Barkov had a hat trick and seven shots in a win against Toronto on Dec. 15, but the Leafs have kept the Finnish centre off the scoresheet (and to just three shots combined) in two subsequent games (Dec. 20 and Jan. 18).
Barkov will be eager to get back on track tonight after having an eight-game point streak (19 points in that stretch) snapped Saturday against Boston. The Panthers captain struggled to breakthrough against Bruins defenceman Zdeno Chara, who tackled him to the ground at one point forcing Barkov's face into the ice.
“Of course it hurt a little bit,” Barkov said while sporting some stitches above his right eye. “I’m fine now. I didn't see what happened so I can't really say anything.”
So, he hasn't seen the replay?
“No, I haven't seen it and I probably don't want to see it,” he said with a smile.
Kasperi Kapanen is among the Leafs forwards struggling to regain his scoring touch. The speedy Finn has yet to pick up a point in three games since returning from a concussion. Overall, he has just one goal in his last 15 games.
Kapanen has used black tape on his stick in the last three games, but don’t be surprised if you see him change it to white soon. While many players religiously stick to one colour, Kapanen switches constantly throughout the season. He says his father, Sami Kapanen, had a similar approach although he didn't change quite as much.
Kapanen says he makes a gut decision before the game and will often switch things up if he feels like he needs to change his luck. The last time Kapanen scored, on Feb. 25 against Buffalo, he was using white tape.
When we caught up with the 22-year-old on Monday morning he still was not sure, which direction he'd be going in tonight.
And while he'd like to score, Kapanen can impact the game in many ways, including on the penalty kill.
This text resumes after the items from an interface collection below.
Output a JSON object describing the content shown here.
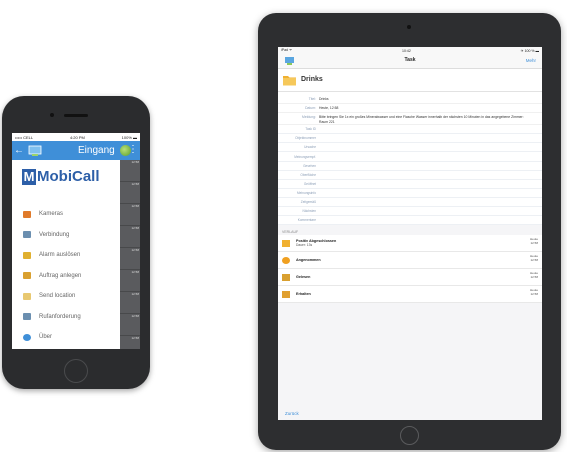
{
  "phone": {
    "status": {
      "carrier": "••••• CELL ",
      "time": "4:20 PM",
      "battery": "100% ▬"
    },
    "appbar": {
      "back": "←",
      "title": "Eingang",
      "more": "⋮"
    },
    "brand": {
      "letter": "M",
      "name": "MobiCall"
    },
    "menu": [
      {
        "label": "Kameras",
        "icon": "camera-icon",
        "color": "#e07a2a"
      },
      {
        "label": "Verbindung",
        "icon": "connection-icon",
        "color": "#6b8fb0"
      },
      {
        "label": "Alarm auslösen",
        "icon": "alarm-icon",
        "color": "#e0b030"
      },
      {
        "label": "Auftrag anlegen",
        "icon": "task-icon",
        "color": "#d9a030"
      },
      {
        "label": "Send location",
        "icon": "location-icon",
        "color": "#e8c870"
      },
      {
        "label": "Rufanforderung",
        "icon": "call-request-icon",
        "color": "#6b8fb0"
      },
      {
        "label": "Über",
        "icon": "info-icon",
        "color": "#3f8fd8"
      }
    ],
    "side_times": [
      "12:58",
      "12:58",
      "12:58",
      "12:58",
      "12:58",
      "12:58",
      "12:58",
      "12:58",
      "12:58"
    ]
  },
  "ipad": {
    "status": {
      "left": "iPad ᯤ",
      "time": "10:42",
      "right": "✈ 100 % ▬"
    },
    "nav": {
      "title": "Task",
      "more": "Mehr"
    },
    "task": {
      "name": "Drinks"
    },
    "fields": [
      {
        "label": "Titel:",
        "value": "Drinks"
      },
      {
        "label": "Datum:",
        "value": "Heute, 12:58"
      },
      {
        "label": "Meldung:",
        "value": "Bitte bringen Sie 1x ein großes Mineralwasser und eine Flasche Wasser innerhalb der nächsten 10 Minuten in das angegebene Zimmer: Raum 221"
      }
    ],
    "empty_fields": [
      "Task ID",
      "Objektnummer",
      "Ursache",
      "Meinungsempf.",
      "Gesehen",
      "Oberfläche",
      "Geöffnet",
      "Meinungsinfo",
      "Zeitgemäß",
      "Nächsten",
      "Kommentare"
    ],
    "section": "VERLAUF",
    "log": [
      {
        "title": "Positiv Abgeschlossen",
        "sub": "Dauer: 13s",
        "date": "Heute",
        "time": "12:58",
        "icon": "folder-icon",
        "color": "#f0b030"
      },
      {
        "title": "Angenommen",
        "sub": "",
        "date": "Heute",
        "time": "12:58",
        "icon": "accepted-icon",
        "color": "#f0a020"
      },
      {
        "title": "Gelesen",
        "sub": "",
        "date": "Heute",
        "time": "12:58",
        "icon": "read-icon",
        "color": "#d9a030"
      },
      {
        "title": "Erhalten",
        "sub": "",
        "date": "Heute",
        "time": "12:58",
        "icon": "received-icon",
        "color": "#e0a030"
      }
    ],
    "back": "Zurück"
  }
}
After Toronto allowed a power-play goal in Buffalo on Wednesday, the Dr. Kill stick – a symbolic team-bonding tool that rotates among the penalty-kill players – went from Mitch Marner to Kapanen, who will now keep it until the unit allows another goal.
Toronto has surrendered only one power-play goal over its last eight games (17 times short-handed). That’s the team’s best penalty-killing stretch this season. But the Leafs will face a tough test tonight as Florida owns the second best power play in the NHL (27.3 per cent) with Keith Yandle quarterbacking things from the blue line.
"It starts with him," explained coach Bob Boughner. "He's the guy lugging the puck up the ice on the entries and we've been a good entry team, that's No. 1. But, to be honest with you, those five guys all really bring their own strengths and attributes to that power play. Obviously, [Mike Hoffman] being the shooter gets a lot of attention from other teams, which opens some other things for us. I think [Evgenii] Dadonov is one of the best bumpers, middle guys, on the power play in the league. Barky, we've been asked a lot over the last couple years, 'Why don't you have him on the flank? Why is he not the shooter?' It's because he's so good around the net and takes the goalie's eyes away and his hands are unbelievable on second and third opportunities. So, all those guys have their own strengths."
The Panthers have scored at least one power-play goal in nine of their last 10 games (11/32, 34.4 per cent).
Projected Leafs lineup for Monday's game:
Florida Panthers lineup notes:
Denis Malgin returns to Florida's lineup for the first time since Feb. 23 taking the spot of Colton Sceviour.
Mark Pysyk's wife just had a baby so he's out tonight with Ian McCoshen drawing in.